Peninsula Humane Society & SPCA
- Abbreviation: PHS/SPCA
- Formation: 1950; 76 years ago
- Tax ID no.: 94-1243665
- Headquarters: 1450 Rollins Road Burlingame, CA
- Coordinates: 37°35′33″N 122°22′07″W﻿ / ﻿37.5926°N 122.3686°W
- Services: animal shelter, adoption, spay/neuter, and training
- Website: phs-spca.org

= Peninsula Humane Society =

Animal organization

The Peninsula Humane Society & SPCA (PHS/SPCA) is one of the largest humane organizations in the United States. Located in San Mateo County, California, it is a private non-profit charitable organization.
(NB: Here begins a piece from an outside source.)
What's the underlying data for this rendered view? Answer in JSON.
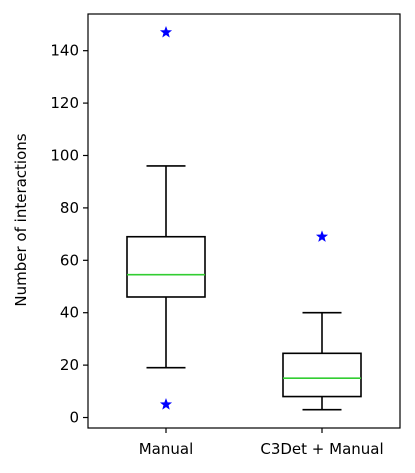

It is an animal rescue (including wildlife rescue), rehabilitation and adoption operation with two locations. The Tom and Annette Lantos Center for Compassion, where adoptable animals are housed, is in the city of Burlingame and the older physical plant, which serves as the intake shelter, is located at Coyote Point in the city of San Mateo. PHS/SPCA has been responsible for considerable progress in the California Legislature with new humane laws in the state, especially since the late 1970s. PHS/SPCA has been characterized as a progressive and innovative humane organization.

==Services==
Principal services offered are animal rescue, veterinary care of sick and injured animals, adoption services and humane education. A full-time staff of approximately 120 people are applied to these endeavors. Regarding animal rescue, PHS/SPCA operates a fleet of rescue trucks and vans and has associated personnel trained in wildlife rescue as well as pickup of stray domestic animals. In house veterinary care is available for intake animals who are injured or infirm. In 2005, approximately 15,000 animals were taken in, among whom all the medically suitable animals were thence adopted into qualified homes. Humane education has always been a strong part of the PHS/SPCA mission; a staff of trained docents are systematically sent out to virtually all of the schools in San Mateo County as well as other venues, a strong docent staff being a critical resource to PHS/SPCA. To supplement the full-time staff PHS/SPCA has approximately over 1,000 volunteers.

PHS/SPCA conducts animal control functions under contract with San Mateo County. Where needed, these activities are coordinated with local law enforcement personnel to insure basic animal care is not being withheld, and that pet owners are able and responsible to care for their animals.

PHS/SPCA also operates a low cost clinics for animal vaccination as well as spay and neuter functions. The Pet Assisted Therapy program uses docents who take pets to senior centers to provide animal contact and cheer to senior citizens, who would not otherwise have such an experience. PHS/SPCA has an on site wildlife animal care center that conducts classes in animal behavior as well as a seasonal kitten nursery.

==Policies==
The Peninsula Humane Society & SPCA has been a force in humane education since the early 1970s. In the mid-1980s PHS/SPCA the Board of Directors embarked on a substantial campaign to create policies on animal welfare, which were promulgated to enhance animal care within the county and also influenced state and national awareness of animal care. Topics of policy addressed included humane treatment of farm animals, policies on trophy hunting, spaying/neutering and other medical procedures on pets. The organization has been active in promoting awareness of the need for pet population control, through spay and neuter programs as well as finding homes for animals.

California Civil Code Section 1834.4 and Penal Code Section 599d, enacted January 1, 1999 as part of the Hayden Act, define adoptable and treatable animals and make it state policy that no adoptable or treatable animal should be euthanized. PHS has an "Open Door" policy which accepts all animals brought in for help, regardless of health, age, behavior or species; PHS guarantees that 100% of the healthy, adoptable cats and dogs received will be placed in homes.

==History and governance==
The Peninsula Humane Society & SPCA, governed by a board of directors, has existed for over 50 years. The Board hires a President who assembles and directs the staff.